The first thing is to recognize when you are being triggered by conflict.
Also, remember that when we look at a situation as “I’m right and they’re wrong,” it sets us up for problems. That is the equivalent of the ‘finite game’ where there is a winner and, therefore by default, a loser. Instead, try to see the benefits of playing the ‘infinite game,’ where the idea is that there is no winner or loser, but a constant sense of improvement.
Strategies to Solve Workplace Conflicts
Here are some strategies to improve the chances of successfully reaching out to that co-worker with whom you feel in conflict:
- Reach out with an invitation to meet. It sends an immediate and massive message if you take the initiative to connect with your colleague.
- Be empathetic. Understand that each one of us is unique, therefore seeing the world from that unique perspective. Appreciating this is a powerful place to start your conversation with the other person. It may completely change your opinion on whether the original conversation is even necessary. We all carry things with us to work that can’t be seen on the surface, but that deeply affect our performance and interactions. In this silent video, the Cleveland Clinic challenged patients and practitioners to build connection and exercise empathy, asking viewers, “If you could stand in someone else’s shoes . . . hear what they hear. See what they see. Feel what they feel. Would you treat them differently?” At HubSpot, they created a similar video to help employees understand each other’s unspoken struggles and joys, so they can focus more on asking questions instead of making assumptions.
- Recognize the power of language in your approach. Language evokes emotions in people and if the roles were reversed you would definitely appreciate the importance of conjuring a sense of reassurance and respect. Think about using such opening lines as, “I’m seeking your guidance …” or “could we discuss…” or “might it be possible for us…” Such conversation starters suggest you have respect for your colleague. They offer reassurance that this is not an invitation to struggle, but a genuine effort to build understanding and reach compromise.

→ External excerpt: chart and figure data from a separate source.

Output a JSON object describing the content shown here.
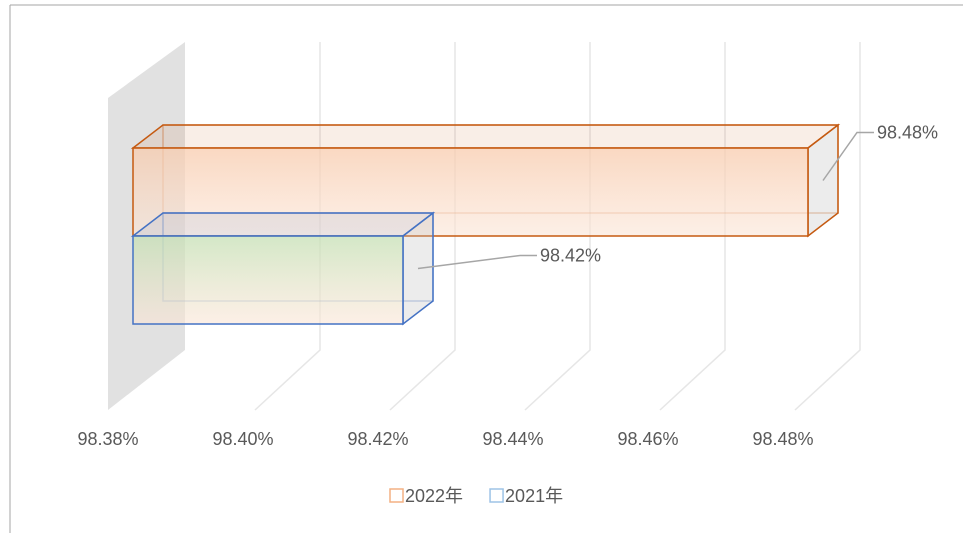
{
  "chart_data": {
    "type": "bar3d",
    "series": [
      {
        "name": "2022年",
        "color": "#c55a11",
        "values": [
          98.48
        ],
        "value_labels": [
          "98.48%"
        ]
      },
      {
        "name": "2021年",
        "color": "#4472c4",
        "values": [
          98.42
        ],
        "value_labels": [
          "98.42%"
        ]
      }
    ],
    "xlim": [
      98.38,
      98.48
    ],
    "xticks": [
      {
        "value": 98.38,
        "label": "98.38%"
      },
      {
        "value": 98.4,
        "label": "98.40%"
      },
      {
        "value": 98.42,
        "label": "98.42%"
      },
      {
        "value": 98.44,
        "label": "98.44%"
      },
      {
        "value": 98.46,
        "label": "98.46%"
      },
      {
        "value": 98.48,
        "label": "98.48%"
      }
    ],
    "grid": true,
    "legend": "bottom"
  }
}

Make it Personal Not Business
- Humanize the invitation to get together with the other person. E-mail can be a cold and impersonal mode of communication and this is a conversation that needs that face-to-face touch. Anytime you are going to dive into a difficult conversation with someone, you should think about writing down what you want to say and practice saying it out loud. Often, this process helps us clarify our message. Think about having a trusted person look it over and share their thoughts and observations.
- Choose a neutral and safe location. If you want to have a productive, collaborative talk, you need neutral ground. Barriers to effective communication are often unseen, and location can physically represent those invisible obstacles. The office, intrinsically a place of power, can be the least conducive to a fruitful conflict-management process—especially if you’re meeting in your own office or your colleague’s. Suggest a local coffee shop or taking a walk outside. If you meet in an open, impartial space, you are both likely to feel more of a sense of comfort, privacy, and freedom.
- Prepare for the conversation strategically. Consider your colleague’s interests and potential points of alignment that exist between the two of you. You are more likely to have a constructive conversation if you first consider what your colleague’s interests and needs may be.
- Next, be prepared to listen strategically – really listen. This gives you the opportunity to search for common interests, words, images, and values that allow you to start building bridges across what may seem like high barriers. Openings can come in all forms if you are genuinely interested in discovering common ground. By being curious about ways you can connect, you are more likely to build trust and rapport. When it’s your turn in the conversation, you can find ways to share your perspective while also bridging the gaps.
Of course, none of these approaches are easy—, especially in emotionally charged situations.
They also take time—conflict-management is a process, not an event.
But I fully believe that if you can employ these strategies with sincerity and authenticity, you can rise above the immediate tension and move the relationship toward a more productive stage.